2. Davalılar vekili temyiz dilekçesinde özetle; aynı bölgede diğer kamulaştırma bedel tespit tescil davalarında yıpranma paylarının hesabında yıpranma payı cetvelinde seraların basit yapı olarak değil, çelik karkas olarak değerlendirilmesi gerektiğini, bu nedenle de yıpranma paylarının düşük olduğunu, maddi hataya dayanan bozma ilâmından dönülerek seralara ilişkin bedellerin adil ve Anayasaya uygun şekilde düzeltilmesi gerektiğini ileri sürerek temyiz yoluna başvurmuştur.

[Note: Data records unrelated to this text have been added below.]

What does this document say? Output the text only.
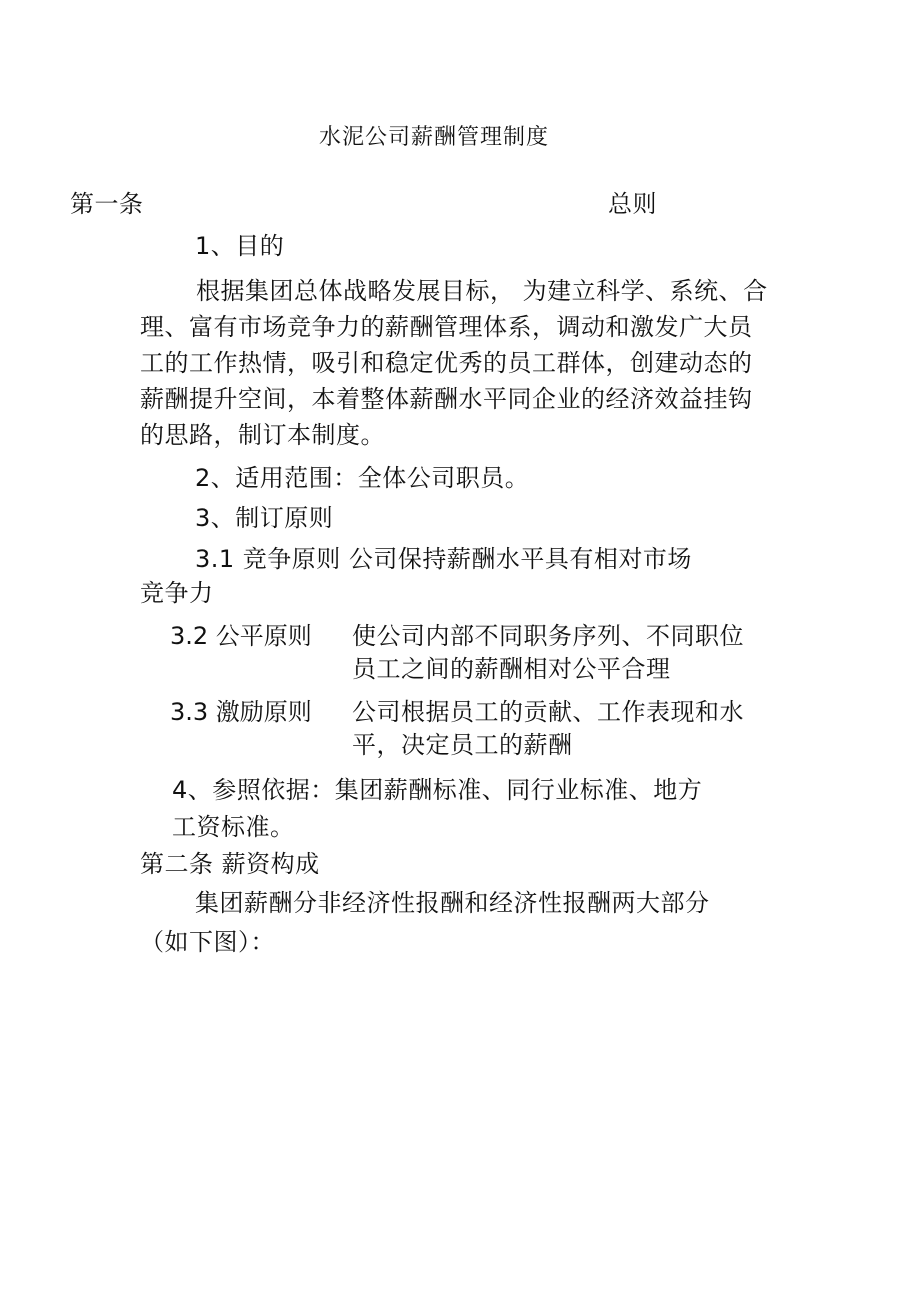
水泥公司薪酬管理制度
第一条	总则
1、目的
根据集团总体战略发展目标， 为建立科学、系统、合理、富有市场竞争力的薪酬管理体系，调动和激发广大员工的工作热情，吸引和稳定优秀的员工群体，创建动态的薪酬提升空间，本着整体薪酬水平同企业的经济效益挂钩的思路，制订本制度。
2、适用范围：全体公司职员。
3、制订原则
3.1 竞争原则 公司保持薪酬水平具有相对市场
竞争力
3.2 公平原则 使公司内部不同职务序列、不同职位员工之间的薪酬相对公平合理
3.3 激励原则 公司根据员工的贡献、工作表现和水平，决定员工的薪酬
4、参照依据：集团薪酬标准、同行业标准、地方
工资标准。
第二条 薪资构成
集团薪酬分非经济性报酬和经济性报酬两大部分
（如下图）：
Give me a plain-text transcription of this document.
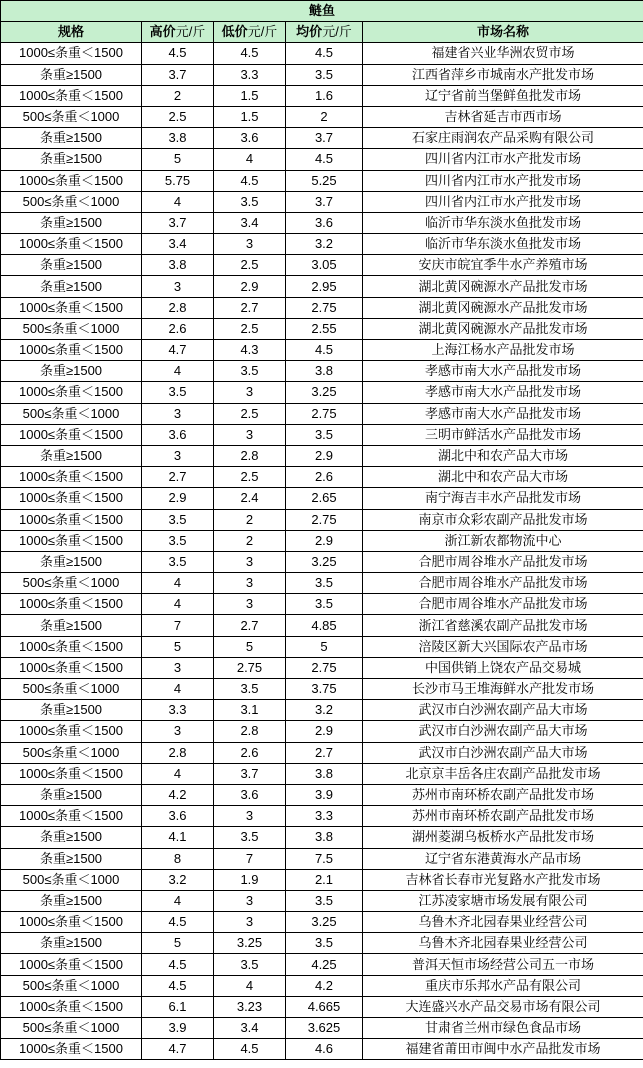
鲢鱼				
规格	高价元/斤	低价元/斤	均价元/斤	市场名称
1000≤条重＜1500	4.5	4.5	4.5	福建省兴业华洲农贸市场
条重≥1500	3.7	3.3	3.5	江西省萍乡市城南水产批发市场
1000≤条重＜1500	2	1.5	1.6	辽宁省前当堡鲜鱼批发市场
500≤条重＜1000	2.5	1.5	2	吉林省延吉市西市场
条重≥1500	3.8	3.6	3.7	石家庄雨润农产品采购有限公司
条重≥1500	5	4	4.5	四川省内江市水产批发市场
1000≤条重＜1500	5.75	4.5	5.25	四川省内江市水产批发市场
500≤条重＜1000	4	3.5	3.7	四川省内江市水产批发市场
条重≥1500	3.7	3.4	3.6	临沂市华东淡水鱼批发市场
1000≤条重＜1500	3.4	3	3.2	临沂市华东淡水鱼批发市场
条重≥1500	3.8	2.5	3.05	安庆市皖宜季牛水产养殖市场
条重≥1500	3	2.9	2.95	湖北黄冈碗源水产品批发市场
1000≤条重＜1500	2.8	2.7	2.75	湖北黄冈碗源水产品批发市场
500≤条重＜1000	2.6	2.5	2.55	湖北黄冈碗源水产品批发市场
1000≤条重＜1500	4.7	4.3	4.5	上海江杨水产品批发市场
条重≥1500	4	3.5	3.8	孝感市南大水产品批发市场
1000≤条重＜1500	3.5	3	3.25	孝感市南大水产品批发市场
500≤条重＜1000	3	2.5	2.75	孝感市南大水产品批发市场
1000≤条重＜1500	3.6	3	3.5	三明市鲜活水产品批发市场
条重≥1500	3	2.8	2.9	湖北中和农产品大市场
1000≤条重＜1500	2.7	2.5	2.6	湖北中和农产品大市场
1000≤条重＜1500	2.9	2.4	2.65	南宁海吉丰水产品批发市场
1000≤条重＜1500	3.5	2	2.75	南京市众彩农副产品批发市场
1000≤条重＜1500	3.5	2	2.9	浙江新农都物流中心
条重≥1500	3.5	3	3.25	合肥市周谷堆水产品批发市场
500≤条重＜1000	4	3	3.5	合肥市周谷堆水产品批发市场
1000≤条重＜1500	4	3	3.5	合肥市周谷堆水产品批发市场
条重≥1500	7	2.7	4.85	浙江省慈溪农副产品批发市场
1000≤条重＜1500	5	5	5	涪陵区新大兴国际农产品市场
1000≤条重＜1500	3	2.75	2.75	中国供销上饶农产品交易城
500≤条重＜1000	4	3.5	3.75	长沙市马王堆海鲜水产批发市场
条重≥1500	3.3	3.1	3.2	武汉市白沙洲农副产品大市场
1000≤条重＜1500	3	2.8	2.9	武汉市白沙洲农副产品大市场
500≤条重＜1000	2.8	2.6	2.7	武汉市白沙洲农副产品大市场
1000≤条重＜1500	4	3.7	3.8	北京京丰岳各庄农副产品批发市场
条重≥1500	4.2	3.6	3.9	苏州市南环桥农副产品批发市场
1000≤条重＜1500	3.6	3	3.3	苏州市南环桥农副产品批发市场
条重≥1500	4.1	3.5	3.8	湖州菱湖乌板桥水产品批发市场
条重≥1500	8	7	7.5	辽宁省东港黄海水产品市场
500≤条重＜1000	3.2	1.9	2.1	吉林省长春市光复路水产批发市场
条重≥1500	4	3	3.5	江苏凌家塘市场发展有限公司
1000≤条重＜1500	4.5	3	3.25	乌鲁木齐北园春果业经营公司
条重≥1500	5	3.25	3.5	乌鲁木齐北园春果业经营公司
1000≤条重＜1500	4.5	3.5	4.25	普洱天恒市场经营公司五一市场
500≤条重＜1000	4.5	4	4.2	重庆市乐邦水产品有限公司
1000≤条重＜1500	6.1	3.23	4.665	大连盛兴水产品交易市场有限公司
500≤条重＜1000	3.9	3.4	3.625	甘肃省兰州市绿色食品市场
1000≤条重＜1500	4.7	4.5	4.6	福建省莆田市闽中水产品批发市场
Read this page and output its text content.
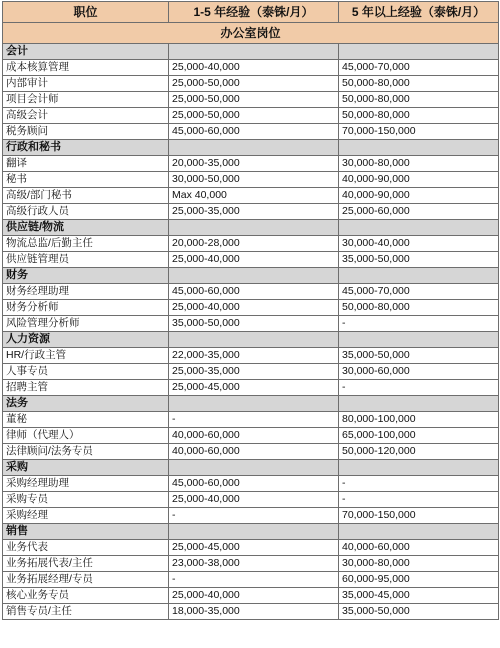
职位	1-5 年经验（泰铢/月）	5 年以上经验（泰铢/月）
办公室岗位		
会计		
成本核算管理	25,000-40,000	45,000-70,000
内部审计	25,000-50,000	50,000-80,000
项目会计师	25,000-50,000	50,000-80,000
高级会计	25,000-50,000	50,000-80,000
税务顾问	45,000-60,000	70,000-150,000
行政和秘书		
翻译	20,000-35,000	30,000-80,000
秘书	30,000-50,000	40,000-90,000
高级/部门秘书	Max 40,000	40,000-90,000
高级行政人员	25,000-35,000	25,000-60,000
供应链/物流		
物流总监/后勤主任	20,000-28,000	30,000-40,000
供应链管理员	25,000-40,000	35,000-50,000
财务		
财务经理助理	45,000-60,000	45,000-70,000
财务分析师	25,000-40,000	50,000-80,000
风险管理分析师	35,000-50,000	-
人力资源		
HR/行政主管	22,000-35,000	35,000-50,000
人事专员	25,000-35,000	30,000-60,000
招聘主管	25,000-45,000	-
法务		
董秘	-	80,000-100,000
律师（代理人）	40,000-60,000	65,000-100,000
法律顾问/法务专员	40,000-60,000	50,000-120,000
采购		
采购经理助理	45,000-60,000	-
采购专员	25,000-40,000	-
采购经理	-	70,000-150,000
销售		
业务代表	25,000-45,000	40,000-60,000
业务拓展代表/主任	23,000-38,000	30,000-80,000
业务拓展经理/专员	-	60,000-95,000
核心业务专员	25,000-40,000	35,000-45,000
销售专员/主任	18,000-35,000	35,000-50,000
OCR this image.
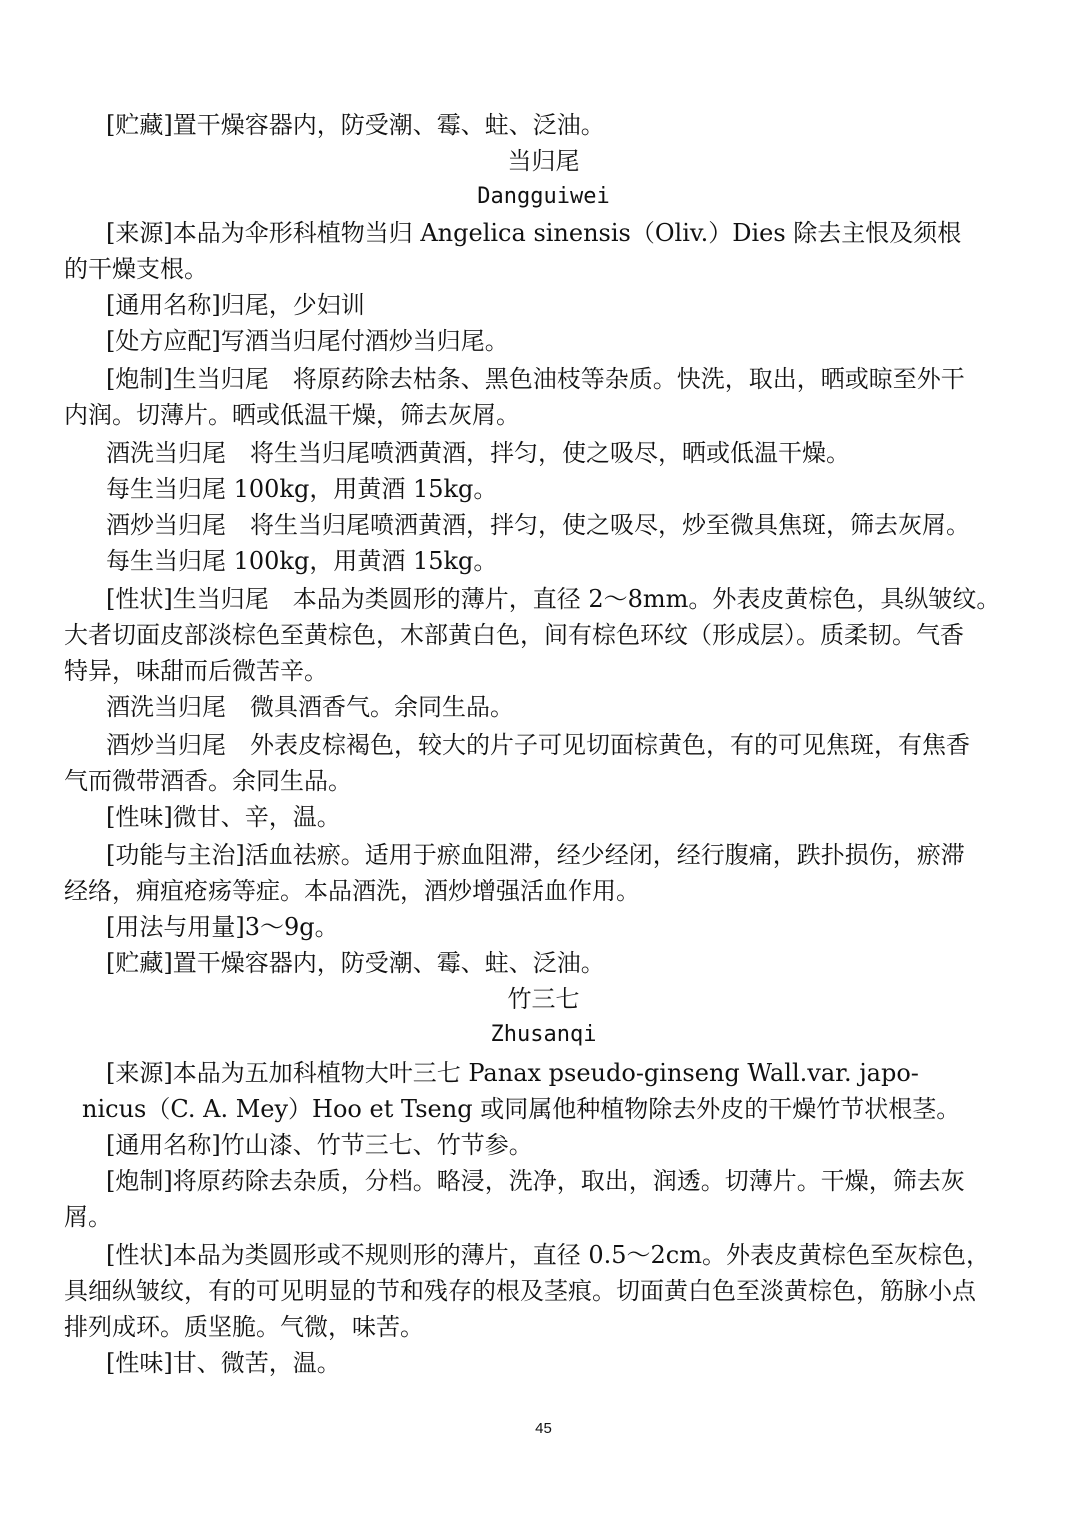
[贮藏]置干燥容器内，防受潮、霉、蛀、泛油。
当归尾
Dangguiwei
[来源]本品为伞形科植物当归 Angelica sinensis（Oliv.）Dies 除去主恨及须根
的干燥支根。
[通用名称]归尾，少妇训
[处方应配]写酒当归尾付酒炒当归尾。
[炮制]生当归尾　将原药除去枯条、黑色油枝等杂质。快洗，取出，晒或晾至外干
内润。切薄片。晒或低温干燥，筛去灰屑。
酒洗当归尾　将生当归尾喷洒黄酒，拌匀，使之吸尽，晒或低温干燥。
每生当归尾 100kg，用黄酒 15kg。
酒炒当归尾　将生当归尾喷洒黄酒，拌匀，使之吸尽，炒至微具焦斑，筛去灰屑。
每生当归尾 100kg，用黄酒 15kg。
[性状]生当归尾　本品为类圆形的薄片，直径 2～8mm。外表皮黄棕色，具纵皱纹。
大者切面皮部淡棕色至黄棕色，木部黄白色，间有棕色环纹（形成层）。质柔韧。气香
特异，味甜而后微苦辛。
酒洗当归尾　微具酒香气。余同生品。
酒炒当归尾　外表皮棕褐色，较大的片子可见切面棕黄色，有的可见焦斑，有焦香
气而微带酒香。余同生品。
[性味]微甘、辛，温。
[功能与主治]活血祛瘀。适用于瘀血阻滞，经少经闭，经行腹痛，跌扑损伤，瘀滞
经络，痈疽疮疡等症。本品酒洗，酒炒增强活血作用。
[用法与用量]3～9g。
[贮藏]置干燥容器内，防受潮、霉、蛀、泛油。
竹三七
Zhusanqi
[来源]本品为五加科植物大叶三七 Panax pseudo-ginseng Wall.var. japo-
nicus（C. A. Mey）Hoo et Tseng 或同属他种植物除去外皮的干燥竹节状根茎。
[通用名称]竹山漆、竹节三七、竹节参。
[炮制]将原药除去杂质，分档。略浸，洗净，取出，润透。切薄片。干燥，筛去灰
屑。
[性状]本品为类圆形或不规则形的薄片，直径 0.5～2cm。外表皮黄棕色至灰棕色，
具细纵皱纹，有的可见明显的节和残存的根及茎痕。切面黄白色至淡黄棕色，筋脉小点
排列成环。质坚脆。气微，味苦。
[性味]甘、微苦，温。
45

3. Aslî müdahil Hazine temyiz dilekçesinde özetle; Mahkeme tarafından yapılan yargılama sırasında bozma ilâmı gereğince yeterli inceleme yapılmadan taleplerinin reddine karar verildiğinin ileri sürerek kararın bozulmasını talep etmiştir
C. Gerekçe
1. Uyuşmazlık ve Hukukî Nitelendirme
Uyuşmazlık, zemini Hazine’ye ait taşınmazlardaki davalılara ait yapı, muhdesat ve ağaç bedellerinin tespitine ilişkindir.
2. İlgili Hukuk
1. 6100 sayılı Hukuk Muhakemeleri Kanunu’nun (6100 sayılı Kanun) geçici 3 üncü maddesinin atfıyla 1086 sayılı Hukuk Usulü Muhakemeleri Kanunu’nun (1086 sayılı Kanun) 26.09.2004 tarihli ve 5236 sayılı Kanun’la yapılan değişiklikten önceki 427 ilâ 439 uncu maddeleri.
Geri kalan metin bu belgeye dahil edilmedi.